For the first time in years, someone is building a web browser from scratch:
For more than two decades, building a new web browser from scratch has been practically unheard of. But a small company called Ekioh has its reasons.
The Cambridge, U.K.-based company is developing a browser called Flow, and unlike the vast majority of browsers that have arrived in recent years, it's not based on Google's Chromium or Apple's WebKit open-source code. Instead, Flow is starting with a blank slate and building its own rendering engine.

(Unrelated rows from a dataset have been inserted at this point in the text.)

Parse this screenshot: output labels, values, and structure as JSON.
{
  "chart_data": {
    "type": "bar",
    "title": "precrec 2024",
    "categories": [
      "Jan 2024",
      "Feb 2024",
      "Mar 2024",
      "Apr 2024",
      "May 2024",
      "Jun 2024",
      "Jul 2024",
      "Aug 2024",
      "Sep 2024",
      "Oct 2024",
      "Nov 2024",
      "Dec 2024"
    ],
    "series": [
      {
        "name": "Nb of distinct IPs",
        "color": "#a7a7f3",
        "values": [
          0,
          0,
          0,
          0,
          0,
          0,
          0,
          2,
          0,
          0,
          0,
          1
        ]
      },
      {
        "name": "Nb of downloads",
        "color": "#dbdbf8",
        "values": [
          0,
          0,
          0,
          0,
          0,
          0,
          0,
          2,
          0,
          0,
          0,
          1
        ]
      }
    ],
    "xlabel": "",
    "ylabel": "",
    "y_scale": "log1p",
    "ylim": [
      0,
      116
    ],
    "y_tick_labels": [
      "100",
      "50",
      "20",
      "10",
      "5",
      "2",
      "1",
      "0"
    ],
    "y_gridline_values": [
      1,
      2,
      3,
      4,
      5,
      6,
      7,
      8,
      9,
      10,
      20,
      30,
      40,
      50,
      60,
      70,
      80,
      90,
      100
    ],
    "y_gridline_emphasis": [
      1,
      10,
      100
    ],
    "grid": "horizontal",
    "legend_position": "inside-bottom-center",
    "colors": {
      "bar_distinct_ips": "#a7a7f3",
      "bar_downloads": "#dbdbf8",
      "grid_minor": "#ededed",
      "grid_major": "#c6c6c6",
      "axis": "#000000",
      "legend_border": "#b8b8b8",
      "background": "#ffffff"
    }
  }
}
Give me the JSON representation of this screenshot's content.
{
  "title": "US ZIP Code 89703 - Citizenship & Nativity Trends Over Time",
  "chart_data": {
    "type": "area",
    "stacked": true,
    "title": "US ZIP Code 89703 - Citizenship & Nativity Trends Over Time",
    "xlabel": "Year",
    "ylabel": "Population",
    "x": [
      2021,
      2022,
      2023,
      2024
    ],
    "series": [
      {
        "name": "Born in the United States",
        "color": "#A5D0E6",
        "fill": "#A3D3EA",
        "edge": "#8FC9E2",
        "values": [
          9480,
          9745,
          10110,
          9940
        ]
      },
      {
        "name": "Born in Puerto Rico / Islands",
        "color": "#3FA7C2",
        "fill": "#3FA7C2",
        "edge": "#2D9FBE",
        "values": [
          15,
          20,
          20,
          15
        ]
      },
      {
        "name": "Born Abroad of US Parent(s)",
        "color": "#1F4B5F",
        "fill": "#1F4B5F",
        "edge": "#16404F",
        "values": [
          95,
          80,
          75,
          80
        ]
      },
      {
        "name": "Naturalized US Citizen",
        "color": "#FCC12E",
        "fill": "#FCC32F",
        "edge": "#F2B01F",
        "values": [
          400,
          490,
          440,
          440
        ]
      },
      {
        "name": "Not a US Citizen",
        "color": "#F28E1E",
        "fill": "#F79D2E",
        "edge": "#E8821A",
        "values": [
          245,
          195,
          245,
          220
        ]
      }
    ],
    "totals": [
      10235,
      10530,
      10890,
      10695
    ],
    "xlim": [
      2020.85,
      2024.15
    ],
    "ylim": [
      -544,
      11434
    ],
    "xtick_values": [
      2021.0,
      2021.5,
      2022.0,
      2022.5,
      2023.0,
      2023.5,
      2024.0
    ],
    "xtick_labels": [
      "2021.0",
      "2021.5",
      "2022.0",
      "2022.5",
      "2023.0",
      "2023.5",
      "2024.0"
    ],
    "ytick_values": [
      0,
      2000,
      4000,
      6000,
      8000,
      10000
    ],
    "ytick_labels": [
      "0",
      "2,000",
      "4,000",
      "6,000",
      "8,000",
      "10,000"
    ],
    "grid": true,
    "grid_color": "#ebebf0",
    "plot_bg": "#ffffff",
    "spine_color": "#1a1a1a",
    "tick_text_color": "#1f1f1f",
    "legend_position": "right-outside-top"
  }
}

Its goal is to make web-based apps run smoothly even on cheap microcomputers such as the Raspberry Pi.
There's a reason companies don't do this anymore: Experts say building new browsers isn't worth the trouble when anyone can just modify the work that Apple and Google are doing. But if Flow succeeds, it could rethink the way we browse the web and open the door to cheaper gadgets. That at least seems like a goal worth pursuing.
"It's a huge task, but if you want something which is very small and very fast, you typically can't start with one of the other engines," says Stephen Reeder, Ekioh's commercial director.
(Score: 3, Insightful) by Anonymous Coward on Wednesday March 17 2021, @06:12PM
I think it's largely unintentional. The constant focus on the latest new shiny while leaving last week's products to rot appears to be an endemic cultural problem at Google. The proliferation of web "living standards" and whatnot is just the natural result when you have this attitude.
"What do you mean someone is not be running the latest software just released 10 minutes ago? Acceptance testing? What's that? Why don't you just constantly rewrite all your critical infrastructure to use the latest and greatest features? That old stuff is no fun, new stuff is fun, you should be using new stuff, oh and BTW we're gonna disable the old API in 3 days because we came up with a new interface yesterday which changes one function name because we like how "fluffydog" sounds better than "fuzzycat" and it's too much effort to maintain both."